Yesterday, when I took the day off work (I mean, when I had an awful migraine and had to stay home sick) I saw the first true sign of spring. Not a robin or buds on the trees, but a beat-ass brown Cadillac with a stereo more expensive than the rest of the car, windows down, blasting Gin and Juice.

4.10.2006

To-Do List

Moving is such a pain in the ass. I've written up about 15 to-do lists, leaving them all over the place, in an attempt to get things done. Here's just a sampling:

Change address in 435273498 places
Get rid of all the furniture acquired in last move
Acquire brand new used furniture
Sign big scary affidavit of permanence
Argue with ex-boyfriend about dining room table
Sucker acquaintances with trucks into helping

4.06.2006

Asking the Experts

Just watched a Channel 2 report on Judy Barr Topinka saying that Rod Blagojovich has "little weasel eyes." And who did reporter Mike Flannery ask to comment on this story?

A guy who owns a weasel.

Honest. Watch the clip.

OK, so it's a guy who owns a pet store, but really, this is the best thing I've seen on local news possibly ever. The anchors were cracking up, and I must say, so was I. Nearly fell off the couch.

Permanent

In order to get my boy the dental insurance he so desperately craves, he and I have to submit forms and sign affidavits swearing that we are (or will be, on May 1st) domestic partners. This is actually a pretty sweet and shockingly progressive deal offered by my employer. They allow you to add a domestic partner, of the same or opposite sex, for all of our lovely benefits (of which there are many, because this is a ginormous international corporation, and they can afford stuff like that). So I was reading over the affidavit, and it's got the stuff I was expecting: we aren't married to anyone else, we aren't related by blood, etc, and then I saw:

"We currently reside together and we intend to do so permanently."

Permanently.

I mean, that is what we intend to do and all, but I'd never actually said that, and I've certainly never been asked to sign my name and have notarized the fact that yes, this is something that I'm going to do forever until I get hit by a bus or catch the avian flu or take a long snooze in an easy chair and never wake up.

OK, I'm better now. Permanent's not such a bad thing when it involves laughing til your stomach hurts and taking bubble baths in the middle of the afternoon and having someone to always make the coffee in the morning and speaking bad fake Polish at the buffet. Permanent might be just what I'm looking for.

4.05.2006

Sleep-Tourette's

So we've got sleepwalking, sleep-driving, sleep-eating, and now I bring you sleep-Tourette's.

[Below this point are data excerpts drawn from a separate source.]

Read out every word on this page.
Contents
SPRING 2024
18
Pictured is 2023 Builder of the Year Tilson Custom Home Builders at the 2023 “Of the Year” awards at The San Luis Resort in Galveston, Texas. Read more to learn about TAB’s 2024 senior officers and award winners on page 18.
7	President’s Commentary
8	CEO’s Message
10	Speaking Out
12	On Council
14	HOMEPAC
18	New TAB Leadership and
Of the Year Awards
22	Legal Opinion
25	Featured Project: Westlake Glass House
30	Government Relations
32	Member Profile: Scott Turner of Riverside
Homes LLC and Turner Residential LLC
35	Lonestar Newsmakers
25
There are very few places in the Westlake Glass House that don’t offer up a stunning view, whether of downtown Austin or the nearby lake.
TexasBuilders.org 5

For the past two weeks or so, Todd has been shouting, making fighting noises (like grunts and such), and screaming obscenities in his sleep. Last night, he bellowed, "Fuckin' A, man!" which is something I've never heard his conscious self say. He says he doesn't remember any of this, nor has he been having strange dreams. As far as I know, he's not taking any kind of sleep medication, which can only lead me to one conclusion: an overdose of Polish sausage has built up in his system and is attempting to escape verbally.

4.03.2006

Things That Annoy

1) Listening to co-workers endlessly debate the characters of a prime-time soap like they were actual people.
2) Getting an insulting "raise" of a few pennies after receiving a glowing year-end review.
3) Tribune writers who don't know the difference between imply and infer.
4) Brunette roots ruining my perfectly nice red hair.

New Terms for New Lifestyles

A few years back, I came up with a term for the family members of someone who you're dating or living with who you're not married to: outlaws. Like in-laws, you know, but not. So now I need a term for an agreement that you write up before moving in with someone, like a pre-nup, but for cohabitation. Any ideas?